Ils ont hurlé…Des flics en patrouille ont déboulé aussitôt. Pourquoi n’ont-ils pas entendu les cris de ma femme…J’ai crié à mon tour. Des insultes contre la nuit…Elle dessine des vagues noires et de l’écume grise. J’ai dû me défendre…Un coup dans la gueule de l’un. Un coup dans la gueule de l’autre…En retour, des coups sur ma gueule à moi.

lundi 10 octobre 2011

5-

J’ai fini à l’endroit précis où tout a commencé. Le corps a été découvert dans un buisson. Corps en sang. Celui de ma...J’ai creusé la terre. J’aurais voulu aller plus bas, ne plus remonter. De la terre sur mes bras, sur mon front. Des insectes qui se faufilent…Ils me rassurent d’une certaine façon. Ils s’ignorent, ils se passent par-dessus, ils font leur vie. Ils ne se dénoncent pas. Eventuellement, ils se bouffent entre eux. C’est dans l’ordre des choses. Comme une règle du jeu bien établie.
Des jeunes gens, qui devaient boire plus loin, ont entendu du bruit et sont venus à moi. Quand ils m’ont conduit sous la lumière d’un lampadaire…

4-

Dans la clarté artificielle…Avec des rayons de haine, un sang de feu. Et la séquestration qui m’a rendu comme une île… 

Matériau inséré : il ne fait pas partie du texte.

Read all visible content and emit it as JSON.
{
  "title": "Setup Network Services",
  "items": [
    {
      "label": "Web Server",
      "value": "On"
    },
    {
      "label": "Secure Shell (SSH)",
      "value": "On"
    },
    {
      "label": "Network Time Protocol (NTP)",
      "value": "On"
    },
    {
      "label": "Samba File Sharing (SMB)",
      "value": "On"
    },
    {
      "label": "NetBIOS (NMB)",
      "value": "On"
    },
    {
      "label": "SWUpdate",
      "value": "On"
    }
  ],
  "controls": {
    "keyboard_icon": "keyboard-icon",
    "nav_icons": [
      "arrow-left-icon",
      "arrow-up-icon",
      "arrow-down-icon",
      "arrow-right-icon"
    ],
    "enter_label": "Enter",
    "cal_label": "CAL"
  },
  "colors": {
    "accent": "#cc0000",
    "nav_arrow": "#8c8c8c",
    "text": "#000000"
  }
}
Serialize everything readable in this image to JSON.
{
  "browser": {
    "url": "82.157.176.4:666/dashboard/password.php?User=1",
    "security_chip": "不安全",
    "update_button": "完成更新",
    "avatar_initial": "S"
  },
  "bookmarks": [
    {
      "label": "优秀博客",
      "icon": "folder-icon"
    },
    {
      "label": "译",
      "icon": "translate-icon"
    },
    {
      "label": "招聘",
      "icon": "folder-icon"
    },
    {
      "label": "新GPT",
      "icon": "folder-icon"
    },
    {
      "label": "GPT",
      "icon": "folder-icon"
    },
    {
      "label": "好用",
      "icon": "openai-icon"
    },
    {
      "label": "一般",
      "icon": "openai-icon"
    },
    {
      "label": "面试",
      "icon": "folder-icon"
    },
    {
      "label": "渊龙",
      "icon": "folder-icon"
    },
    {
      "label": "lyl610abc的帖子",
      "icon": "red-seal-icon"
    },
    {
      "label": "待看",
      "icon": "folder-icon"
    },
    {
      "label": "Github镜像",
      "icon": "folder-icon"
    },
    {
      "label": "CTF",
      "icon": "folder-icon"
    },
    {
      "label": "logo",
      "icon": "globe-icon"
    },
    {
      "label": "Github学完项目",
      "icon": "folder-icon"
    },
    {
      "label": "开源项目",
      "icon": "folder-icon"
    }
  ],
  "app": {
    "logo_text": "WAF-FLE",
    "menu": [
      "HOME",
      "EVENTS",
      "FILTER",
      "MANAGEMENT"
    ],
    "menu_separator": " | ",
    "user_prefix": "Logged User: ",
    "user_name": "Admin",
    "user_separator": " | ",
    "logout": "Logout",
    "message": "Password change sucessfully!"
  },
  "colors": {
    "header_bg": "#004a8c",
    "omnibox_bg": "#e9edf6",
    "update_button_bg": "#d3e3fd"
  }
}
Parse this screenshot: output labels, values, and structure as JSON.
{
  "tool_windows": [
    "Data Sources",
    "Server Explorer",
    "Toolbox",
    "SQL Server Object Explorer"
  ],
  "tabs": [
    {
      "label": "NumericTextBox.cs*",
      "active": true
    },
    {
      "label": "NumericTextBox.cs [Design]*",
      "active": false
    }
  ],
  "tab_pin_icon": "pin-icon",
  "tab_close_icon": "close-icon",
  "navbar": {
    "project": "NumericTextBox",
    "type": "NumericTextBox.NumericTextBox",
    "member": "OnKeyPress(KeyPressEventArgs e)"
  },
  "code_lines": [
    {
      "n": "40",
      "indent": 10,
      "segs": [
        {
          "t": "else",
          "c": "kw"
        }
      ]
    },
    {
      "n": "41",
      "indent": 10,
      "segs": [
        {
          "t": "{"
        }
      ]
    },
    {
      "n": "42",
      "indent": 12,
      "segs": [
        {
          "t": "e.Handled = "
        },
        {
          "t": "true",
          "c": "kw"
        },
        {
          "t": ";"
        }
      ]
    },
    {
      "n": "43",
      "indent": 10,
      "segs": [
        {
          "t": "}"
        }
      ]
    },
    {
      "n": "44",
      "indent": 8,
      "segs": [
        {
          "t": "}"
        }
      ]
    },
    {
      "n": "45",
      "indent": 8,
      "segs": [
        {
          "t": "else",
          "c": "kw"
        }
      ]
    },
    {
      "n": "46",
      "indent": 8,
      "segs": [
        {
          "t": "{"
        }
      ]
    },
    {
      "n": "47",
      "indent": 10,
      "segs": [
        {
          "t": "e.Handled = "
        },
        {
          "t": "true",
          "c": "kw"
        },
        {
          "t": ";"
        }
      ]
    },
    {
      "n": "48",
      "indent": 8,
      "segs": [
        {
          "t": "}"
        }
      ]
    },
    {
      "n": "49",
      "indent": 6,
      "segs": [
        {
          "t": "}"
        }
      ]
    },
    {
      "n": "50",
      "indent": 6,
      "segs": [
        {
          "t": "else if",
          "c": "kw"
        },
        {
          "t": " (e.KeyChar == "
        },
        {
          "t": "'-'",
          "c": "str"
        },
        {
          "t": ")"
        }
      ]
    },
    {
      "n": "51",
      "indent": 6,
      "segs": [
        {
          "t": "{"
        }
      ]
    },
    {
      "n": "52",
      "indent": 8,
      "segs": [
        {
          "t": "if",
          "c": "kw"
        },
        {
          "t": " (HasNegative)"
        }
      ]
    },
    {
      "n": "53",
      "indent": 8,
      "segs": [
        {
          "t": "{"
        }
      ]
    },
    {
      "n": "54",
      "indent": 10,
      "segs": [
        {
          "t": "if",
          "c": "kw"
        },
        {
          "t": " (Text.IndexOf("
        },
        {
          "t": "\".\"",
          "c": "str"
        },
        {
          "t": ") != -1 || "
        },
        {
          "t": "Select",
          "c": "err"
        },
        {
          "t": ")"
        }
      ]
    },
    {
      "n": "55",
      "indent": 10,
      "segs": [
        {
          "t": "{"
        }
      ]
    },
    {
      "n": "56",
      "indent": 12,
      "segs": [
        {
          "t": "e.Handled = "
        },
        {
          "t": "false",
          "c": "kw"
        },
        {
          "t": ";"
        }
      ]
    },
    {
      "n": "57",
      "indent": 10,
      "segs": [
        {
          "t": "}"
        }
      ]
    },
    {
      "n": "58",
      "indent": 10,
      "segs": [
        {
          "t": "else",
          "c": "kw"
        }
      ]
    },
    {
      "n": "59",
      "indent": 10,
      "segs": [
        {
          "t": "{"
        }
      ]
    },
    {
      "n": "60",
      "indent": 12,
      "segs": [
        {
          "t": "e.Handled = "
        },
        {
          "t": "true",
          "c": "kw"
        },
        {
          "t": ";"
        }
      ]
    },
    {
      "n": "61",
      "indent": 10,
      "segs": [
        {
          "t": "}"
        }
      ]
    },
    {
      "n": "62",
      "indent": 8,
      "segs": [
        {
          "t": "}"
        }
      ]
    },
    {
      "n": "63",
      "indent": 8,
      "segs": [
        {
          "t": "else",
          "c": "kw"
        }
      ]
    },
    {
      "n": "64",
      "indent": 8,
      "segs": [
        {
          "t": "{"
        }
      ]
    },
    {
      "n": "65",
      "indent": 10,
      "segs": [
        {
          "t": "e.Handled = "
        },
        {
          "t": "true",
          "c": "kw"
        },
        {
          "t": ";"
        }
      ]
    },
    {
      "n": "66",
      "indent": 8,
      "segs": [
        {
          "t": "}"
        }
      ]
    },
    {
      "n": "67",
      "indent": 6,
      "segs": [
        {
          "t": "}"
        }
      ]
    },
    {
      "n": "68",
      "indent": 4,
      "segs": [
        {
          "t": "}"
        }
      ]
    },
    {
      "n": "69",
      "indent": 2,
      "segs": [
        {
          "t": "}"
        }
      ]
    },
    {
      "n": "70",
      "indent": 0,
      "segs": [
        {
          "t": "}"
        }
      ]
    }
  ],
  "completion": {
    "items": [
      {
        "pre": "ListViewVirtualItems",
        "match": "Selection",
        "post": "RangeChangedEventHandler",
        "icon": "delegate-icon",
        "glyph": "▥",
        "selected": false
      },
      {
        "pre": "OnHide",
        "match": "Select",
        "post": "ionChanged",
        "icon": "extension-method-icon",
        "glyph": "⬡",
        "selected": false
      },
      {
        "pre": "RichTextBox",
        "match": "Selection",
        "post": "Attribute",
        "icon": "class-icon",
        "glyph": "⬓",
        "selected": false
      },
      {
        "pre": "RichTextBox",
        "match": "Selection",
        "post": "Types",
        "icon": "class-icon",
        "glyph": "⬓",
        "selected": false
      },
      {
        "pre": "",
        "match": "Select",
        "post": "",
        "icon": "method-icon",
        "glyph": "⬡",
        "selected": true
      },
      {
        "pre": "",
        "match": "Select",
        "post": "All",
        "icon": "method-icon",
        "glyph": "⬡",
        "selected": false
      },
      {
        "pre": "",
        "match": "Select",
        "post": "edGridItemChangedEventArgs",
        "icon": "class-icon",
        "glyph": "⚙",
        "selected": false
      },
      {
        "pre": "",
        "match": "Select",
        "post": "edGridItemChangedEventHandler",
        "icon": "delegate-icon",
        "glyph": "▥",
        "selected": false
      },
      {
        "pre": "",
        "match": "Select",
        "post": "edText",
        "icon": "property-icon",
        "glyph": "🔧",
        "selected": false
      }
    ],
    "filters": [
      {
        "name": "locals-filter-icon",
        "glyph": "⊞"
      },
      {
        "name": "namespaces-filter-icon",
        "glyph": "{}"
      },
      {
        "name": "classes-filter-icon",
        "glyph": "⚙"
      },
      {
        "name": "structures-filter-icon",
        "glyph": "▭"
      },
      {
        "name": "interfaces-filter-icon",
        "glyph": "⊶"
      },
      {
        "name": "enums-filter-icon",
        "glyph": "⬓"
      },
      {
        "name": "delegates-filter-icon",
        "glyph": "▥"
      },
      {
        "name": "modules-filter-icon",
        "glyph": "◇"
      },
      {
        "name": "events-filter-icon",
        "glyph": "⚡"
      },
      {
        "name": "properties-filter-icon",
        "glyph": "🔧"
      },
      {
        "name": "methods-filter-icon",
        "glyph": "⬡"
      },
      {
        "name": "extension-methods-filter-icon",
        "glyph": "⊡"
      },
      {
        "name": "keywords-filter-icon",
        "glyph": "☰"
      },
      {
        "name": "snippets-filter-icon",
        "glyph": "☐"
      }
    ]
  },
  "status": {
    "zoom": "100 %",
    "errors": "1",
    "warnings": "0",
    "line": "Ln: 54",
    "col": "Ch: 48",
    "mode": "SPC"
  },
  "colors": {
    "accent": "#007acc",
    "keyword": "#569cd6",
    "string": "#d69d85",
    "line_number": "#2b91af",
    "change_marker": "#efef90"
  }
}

Les voix rouges tombent du ciel. L’accusation fut lancée par des “anonymes”. Elle a couru dans toute la ville. Réduite à des choses laides. Un bloc unitaire, un fantasme de cerveaux grégaires, baignant dans le déni. Des opinions lourdes comme du plomb. Avis fuyants…Aveugles et violents tout à la fois. Je tape dans le vide. Je reçois des coups dans le dos sur la tête dans les jambes. Je m’accroche à ce lit. Comme à la beauté…Cette idée abstraite d’un monde peuplé seulement de fantômes et de paysages disparus. Quand j’ouvre les yeux, à la lumière glaçante du réel, c’est le totalitarisme fraternel qui éclate. Le rêve affreux de l’uniformité. Le monstre renaît sur les cendres d’un Empire des lamentations. Ruiné par les repentirs et les haines refoulées.

vendredi 7 octobre 2011

3-


L’écriture s’est alors imposée. Genre de refuge vissé au sol. De l’encre noire pour un flux tendu de réflexions et de souvenirs. Avant le trou noir ou le tenir à distance. Il y a en permanence dans cette chambre de la lumière. Plus ou moins forte selon les heures. La nuit elle est en veilleuse. Petite lueur blanche qui maintient un semblant de jour. Un semblant de raison paraît-il. Je la regarde. J’y vois ce que je ne devrais plus y voir avec les médicaments. Avec eux je ne devrais plus regarder les sources de lumière durant des heures. Parce qu’elles m’aveuglent…Le monde se réduit à une lueur, concentré parfait d’énergie. De l’incandescence qui coule dans mes veines et me projette dans un univers de chairs à vif.

jeudi 6 octobre 2011

2-


Comme ça cette nuit dans un demi-sommeil. Même pas attaché, comme je l’ai été si souvent ces derniers temps. Assis et presque à poil. Un pantalon de pyjama bleu ciel. J’ai enlevé la chemise, elle est par terre. Pour me raconter je devais sentir le froid. Et très vite mon corps s’est en effet refroidi.

1-

Cette nuit j’ai décidé de raconter ce que j’ai vécu. Il se pourrait que cela aggrave mon état. Il se pourrait aussi que cela l’améliore. En fait je n’y accorde aucune importance. Aggravation amélioration...Des variations dérisoires.